Recovering from hand surgery, Jennifere Thompson made the decision to retire from her job with Victoria Police in 2011. Gifted with a DSLR from her husband, during her rehabilitation, an interest in photography began to take shape. But finding a course in rural NSW was another obstacle to overcome. In 2013, she made the decision to drive the 800 kilometres round trip, up and down the Hume Highway, to attend formal education classes at Chisholm TAFE, in Dandenong, and CATC Design School, Melbourne. Over 69,000 kilometres were driven, but in 2014 Thompson graduated with a Diploma of Digital Imaging, specialising in wild animal portraiture at 58 years old.
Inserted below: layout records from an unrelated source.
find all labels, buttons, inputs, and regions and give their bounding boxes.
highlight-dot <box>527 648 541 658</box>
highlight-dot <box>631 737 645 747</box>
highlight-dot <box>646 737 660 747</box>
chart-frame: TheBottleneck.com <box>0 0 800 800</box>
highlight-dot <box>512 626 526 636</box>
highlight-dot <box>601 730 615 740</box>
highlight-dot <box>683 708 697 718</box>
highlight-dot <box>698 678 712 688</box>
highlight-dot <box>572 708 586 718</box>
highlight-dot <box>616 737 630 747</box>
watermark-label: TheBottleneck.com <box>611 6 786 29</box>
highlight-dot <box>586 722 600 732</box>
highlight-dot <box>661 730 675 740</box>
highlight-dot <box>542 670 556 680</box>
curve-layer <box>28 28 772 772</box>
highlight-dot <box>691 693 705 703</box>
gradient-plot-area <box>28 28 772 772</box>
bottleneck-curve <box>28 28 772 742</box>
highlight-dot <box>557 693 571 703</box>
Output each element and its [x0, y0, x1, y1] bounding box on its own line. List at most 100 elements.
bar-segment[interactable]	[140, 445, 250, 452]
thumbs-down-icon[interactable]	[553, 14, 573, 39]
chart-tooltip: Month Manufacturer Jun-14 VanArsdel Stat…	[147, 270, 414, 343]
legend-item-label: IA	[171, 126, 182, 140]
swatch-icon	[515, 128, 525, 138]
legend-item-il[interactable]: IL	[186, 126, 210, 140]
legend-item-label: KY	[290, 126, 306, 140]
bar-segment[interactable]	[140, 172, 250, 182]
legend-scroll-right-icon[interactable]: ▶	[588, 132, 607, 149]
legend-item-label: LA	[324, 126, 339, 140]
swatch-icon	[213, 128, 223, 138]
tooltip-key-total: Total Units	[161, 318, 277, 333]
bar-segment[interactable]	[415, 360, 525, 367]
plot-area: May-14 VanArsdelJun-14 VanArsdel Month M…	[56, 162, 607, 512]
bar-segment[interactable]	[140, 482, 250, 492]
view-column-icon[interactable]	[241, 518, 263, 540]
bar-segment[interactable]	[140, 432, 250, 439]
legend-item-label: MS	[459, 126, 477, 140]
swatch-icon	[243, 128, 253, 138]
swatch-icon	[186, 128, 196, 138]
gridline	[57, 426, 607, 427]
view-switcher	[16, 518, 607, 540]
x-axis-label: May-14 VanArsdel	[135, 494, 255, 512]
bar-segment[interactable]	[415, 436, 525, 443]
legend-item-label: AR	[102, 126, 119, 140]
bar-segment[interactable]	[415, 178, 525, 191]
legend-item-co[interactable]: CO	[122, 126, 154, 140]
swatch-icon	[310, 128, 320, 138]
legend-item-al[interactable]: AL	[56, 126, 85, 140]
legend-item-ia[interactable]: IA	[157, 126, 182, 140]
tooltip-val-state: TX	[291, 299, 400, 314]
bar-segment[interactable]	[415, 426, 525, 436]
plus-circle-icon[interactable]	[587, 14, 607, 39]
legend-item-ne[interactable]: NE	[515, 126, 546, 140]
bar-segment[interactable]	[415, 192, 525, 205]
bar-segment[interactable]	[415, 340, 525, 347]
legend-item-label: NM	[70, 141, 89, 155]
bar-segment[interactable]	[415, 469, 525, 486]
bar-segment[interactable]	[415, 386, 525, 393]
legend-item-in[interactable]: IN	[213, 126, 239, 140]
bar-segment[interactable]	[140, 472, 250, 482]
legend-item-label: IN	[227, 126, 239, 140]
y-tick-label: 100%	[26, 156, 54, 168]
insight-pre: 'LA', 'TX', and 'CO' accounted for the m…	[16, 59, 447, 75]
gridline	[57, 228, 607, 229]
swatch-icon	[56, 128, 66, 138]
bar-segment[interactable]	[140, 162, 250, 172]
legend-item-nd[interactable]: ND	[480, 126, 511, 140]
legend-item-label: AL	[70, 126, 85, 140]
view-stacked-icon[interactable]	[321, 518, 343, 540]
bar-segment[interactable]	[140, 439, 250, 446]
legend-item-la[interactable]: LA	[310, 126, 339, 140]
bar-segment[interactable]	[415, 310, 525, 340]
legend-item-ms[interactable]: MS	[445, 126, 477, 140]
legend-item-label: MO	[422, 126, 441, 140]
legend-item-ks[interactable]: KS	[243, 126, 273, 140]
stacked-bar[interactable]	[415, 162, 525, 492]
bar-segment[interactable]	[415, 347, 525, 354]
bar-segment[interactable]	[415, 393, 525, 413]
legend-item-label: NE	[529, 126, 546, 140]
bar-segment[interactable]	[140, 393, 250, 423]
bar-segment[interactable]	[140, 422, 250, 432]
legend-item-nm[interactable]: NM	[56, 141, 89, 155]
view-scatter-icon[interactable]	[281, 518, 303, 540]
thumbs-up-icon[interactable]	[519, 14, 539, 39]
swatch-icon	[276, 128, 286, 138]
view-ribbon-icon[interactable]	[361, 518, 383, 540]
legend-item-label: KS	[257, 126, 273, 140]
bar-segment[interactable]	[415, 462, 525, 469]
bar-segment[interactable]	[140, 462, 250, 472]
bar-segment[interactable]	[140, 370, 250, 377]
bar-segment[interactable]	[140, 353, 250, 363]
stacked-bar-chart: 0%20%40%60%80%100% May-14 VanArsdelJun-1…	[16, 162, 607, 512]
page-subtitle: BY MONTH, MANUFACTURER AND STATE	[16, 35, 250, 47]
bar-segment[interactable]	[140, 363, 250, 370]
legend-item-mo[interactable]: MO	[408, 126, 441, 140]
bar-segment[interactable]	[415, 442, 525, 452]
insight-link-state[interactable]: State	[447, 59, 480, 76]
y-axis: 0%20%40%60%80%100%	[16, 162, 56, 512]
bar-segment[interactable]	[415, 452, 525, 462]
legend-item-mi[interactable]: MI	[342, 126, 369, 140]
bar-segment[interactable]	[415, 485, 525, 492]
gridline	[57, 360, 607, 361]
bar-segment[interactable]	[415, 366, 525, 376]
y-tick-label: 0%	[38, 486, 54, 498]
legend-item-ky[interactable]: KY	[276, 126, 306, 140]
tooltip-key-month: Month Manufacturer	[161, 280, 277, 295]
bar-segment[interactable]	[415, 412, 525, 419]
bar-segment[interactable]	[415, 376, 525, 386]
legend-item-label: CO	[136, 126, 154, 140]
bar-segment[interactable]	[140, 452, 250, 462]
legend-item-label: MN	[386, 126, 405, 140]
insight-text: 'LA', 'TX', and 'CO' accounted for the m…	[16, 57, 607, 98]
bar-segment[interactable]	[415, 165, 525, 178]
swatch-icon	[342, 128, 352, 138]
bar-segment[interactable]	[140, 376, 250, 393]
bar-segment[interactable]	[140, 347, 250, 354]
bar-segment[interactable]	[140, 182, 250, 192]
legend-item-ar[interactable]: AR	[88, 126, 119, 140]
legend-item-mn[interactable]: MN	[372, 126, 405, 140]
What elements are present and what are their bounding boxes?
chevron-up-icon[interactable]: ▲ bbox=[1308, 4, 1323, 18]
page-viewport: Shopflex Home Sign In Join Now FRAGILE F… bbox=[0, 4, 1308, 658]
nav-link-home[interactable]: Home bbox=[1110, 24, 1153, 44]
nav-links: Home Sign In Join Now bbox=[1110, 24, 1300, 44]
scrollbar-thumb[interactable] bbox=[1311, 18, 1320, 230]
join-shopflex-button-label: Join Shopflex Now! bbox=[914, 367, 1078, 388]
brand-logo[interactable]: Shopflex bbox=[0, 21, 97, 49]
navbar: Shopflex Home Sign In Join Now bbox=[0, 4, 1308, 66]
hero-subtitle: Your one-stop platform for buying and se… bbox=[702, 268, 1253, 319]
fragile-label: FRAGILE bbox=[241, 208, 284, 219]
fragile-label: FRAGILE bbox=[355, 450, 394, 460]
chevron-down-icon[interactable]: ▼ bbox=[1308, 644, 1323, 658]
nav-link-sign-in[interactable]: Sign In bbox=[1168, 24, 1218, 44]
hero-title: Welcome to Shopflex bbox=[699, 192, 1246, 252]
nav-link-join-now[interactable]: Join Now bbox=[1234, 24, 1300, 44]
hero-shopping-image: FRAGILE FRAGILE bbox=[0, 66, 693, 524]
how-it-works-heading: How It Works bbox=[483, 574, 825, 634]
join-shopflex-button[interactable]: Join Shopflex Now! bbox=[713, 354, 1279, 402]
Since graduating, Thompson has travelled Australia, and the world, photographing animals, stating that she never dreamed she be in such a position. In 2015, Thompson was named both AIPP Victoria Emerging Photographer of the Year and AIPP Australian Emerging Photographer of the Year. She was also awarded the Minister of Education and Training Art Prize. In 2016, she was a finalist in the AIPP Contemporary Art Prize.
Her international and domestic animal portraits have been part of her project, ICU Too. “I want my audience to look up close into the face of the animal,” she says, “so that they might imprint it to memory, make an emotional connection, a parallel between themselves and the sentient animal – and think about and care for their vulnerability and habitat loss.”